電話代金1フランの経理処理

フランスで、自分の秘書を自分で面接し、採用した。そのお嬢さんのご両親は町でレストランの経営をしておられるとのこと。

採用されてすぐに、「至急両親に電話をかけたいのですが、この事務所の電話をお借りしてよろしいでしょうか?」と言う。「どうぞ好きに使ってください」と言って仕事を続けていると、「ありがとうございました。おかげで連絡が取れました。ところで、この1フランの経理処理はいかが致しましょうか?」と言う。一瞬あぜんとしたが、「たかだか1フラン(市内通話1回分)ですから、気にしないで結構ですよ」と言うと、「でも、これは私が私用で使わせていただいたものですから」と言われて、私はこのご両親に一度会ってみたいと思うようになった。

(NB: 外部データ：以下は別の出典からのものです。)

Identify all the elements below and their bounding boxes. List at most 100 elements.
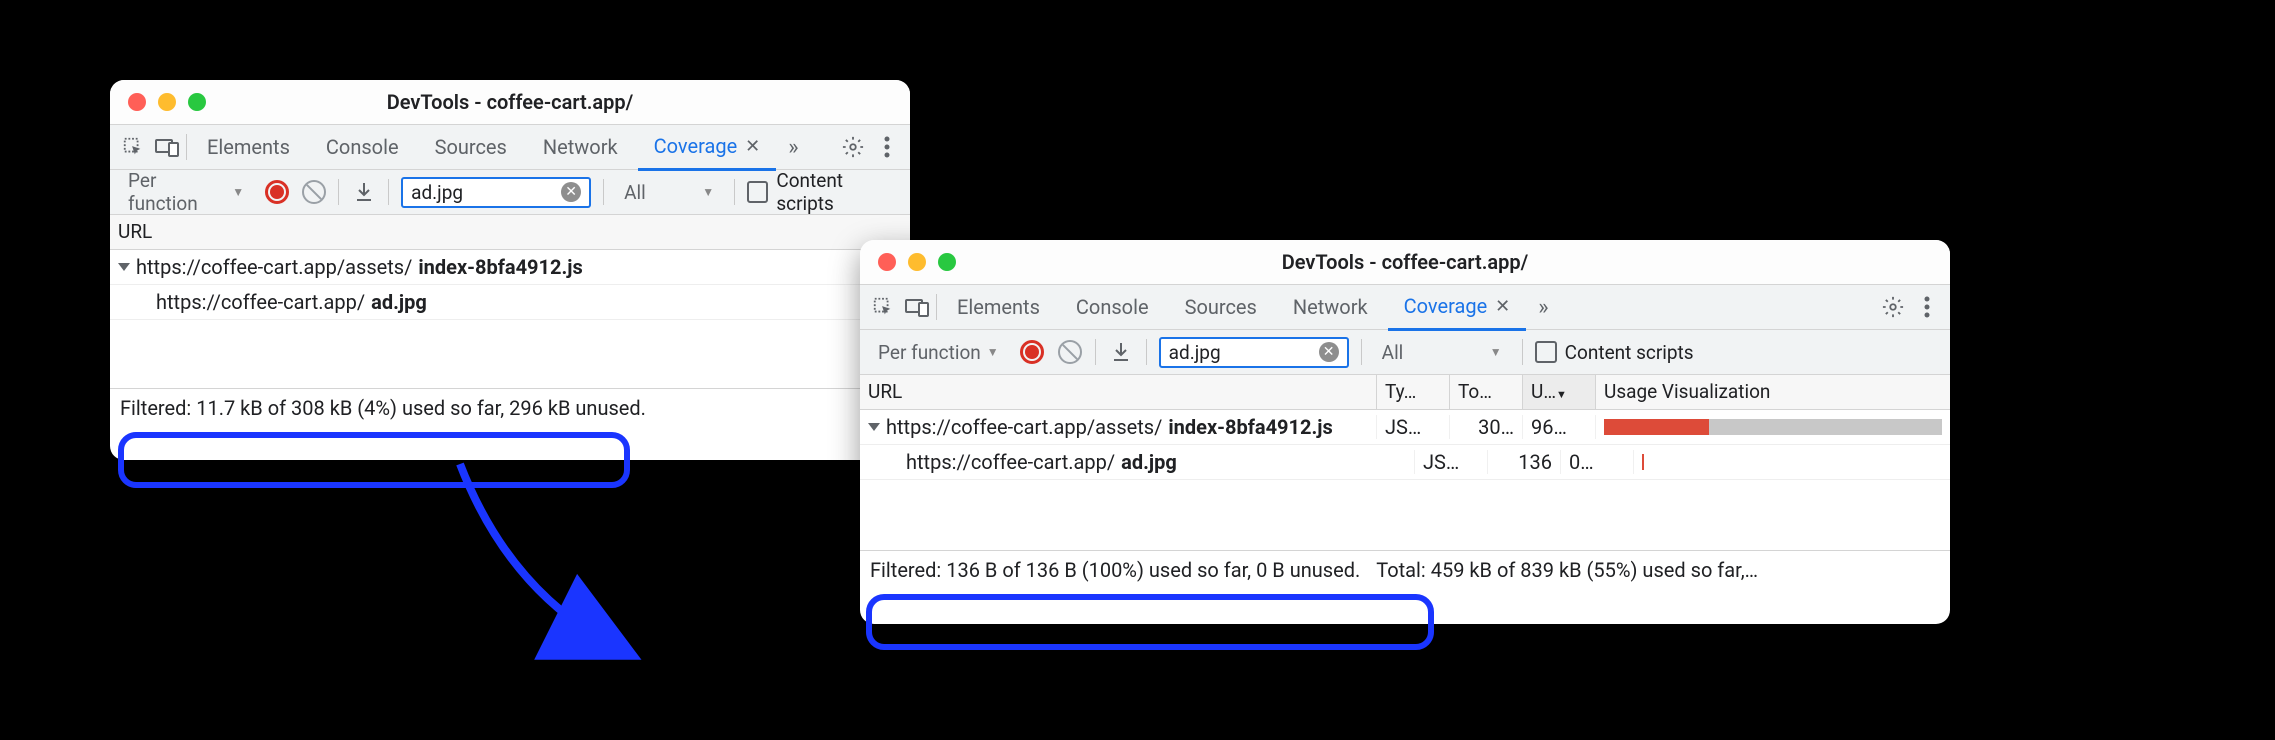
inspect-element-icon[interactable]	[118, 132, 148, 162]
dropdown-triangle-icon: ▼	[987, 345, 999, 359]
tab-elements[interactable]: Elements	[191, 125, 306, 169]
tab-sources[interactable]: Sources	[419, 125, 523, 169]
url-filter-value: ad.jpg	[1169, 341, 1221, 364]
device-toolbar-icon[interactable]	[152, 132, 182, 162]
tab-coverage[interactable]: Coverage ✕	[638, 124, 777, 171]
record-icon	[265, 180, 289, 204]
record-icon	[1020, 340, 1044, 364]
kebab-menu-icon[interactable]	[872, 132, 902, 162]
traffic-lights	[860, 253, 956, 271]
url-highlight: index-8bfa4912.js	[418, 255, 582, 279]
tab-console[interactable]: Console	[310, 125, 415, 169]
clear-input-icon[interactable]: ✕	[1319, 342, 1339, 362]
url-prefix: https://coffee-cart.app/	[906, 450, 1115, 474]
coverage-table-header: URL Ty… To… U…▼ Usage Visualization	[860, 375, 1950, 410]
url-highlight: ad.jpg	[1121, 450, 1177, 474]
col-type[interactable]: Ty…	[1377, 375, 1450, 409]
traffic-lights	[110, 93, 206, 111]
row-spacer	[110, 320, 910, 388]
clear-button[interactable]	[1057, 339, 1083, 365]
close-window-icon[interactable]	[128, 93, 146, 111]
usage-bar	[1642, 454, 1942, 470]
tab-network[interactable]: Network	[527, 125, 634, 169]
type-filter-label: All	[1382, 341, 1404, 364]
clear-input-icon[interactable]: ✕	[561, 182, 581, 202]
granularity-label: Per function	[878, 341, 981, 364]
usage-used-segment	[1604, 419, 1709, 435]
settings-gear-icon[interactable]	[1878, 292, 1908, 322]
url-filter-value: ad.jpg	[411, 181, 463, 204]
minimize-window-icon[interactable]	[158, 93, 176, 111]
col-unused[interactable]: U…▼	[1523, 375, 1596, 409]
tab-network[interactable]: Network	[1277, 285, 1384, 329]
type-filter-select[interactable]: All ▼	[616, 179, 722, 206]
col-total[interactable]: To…	[1450, 375, 1523, 409]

この件はそれで収めたのだが、続きがある。採用して初めての給料日に、当時は現金で封筒に入れて支給したところ、「この計算は間違っていると思います」とのこと。「ちゃんと計算して、約束したとおりにお支払いしているはずですが?」と言うと、「約束した額より多いのです」と言う。よく聞いてみると、社会保険料がフランスでは全額自己負担なのに、日本では会社が半分負担する習慣であり、海外でもそのようにしたため、彼女の計算ではその分が多いということだった。ここで改めて、このお嬢さんのような人間はどうしたらこのように育つのだろうかと、改めて考えさせられた。

さらに、パリでゼネラルストライキが明日あるという日に、「地下鉄もバスも全部止まるので、事務所に出るのに時間がかかる。私は車なので、明日朝は自宅の方に行ってあげます」と申し出たら、「大丈夫です。歩きでも何とか来られますから」と言う。実際に歩いたら優に1時間以上かかる距離のはずだが、あえてそれ以上押さなかった。次の日に出社してみると、既に彼女は事務所にいて、「歩いてきました」と言う。一見何でもない話のようだが、今時こんな話はなかなか聞けない。やはり、小さい時からのご両親のしつけが基本なのであろう。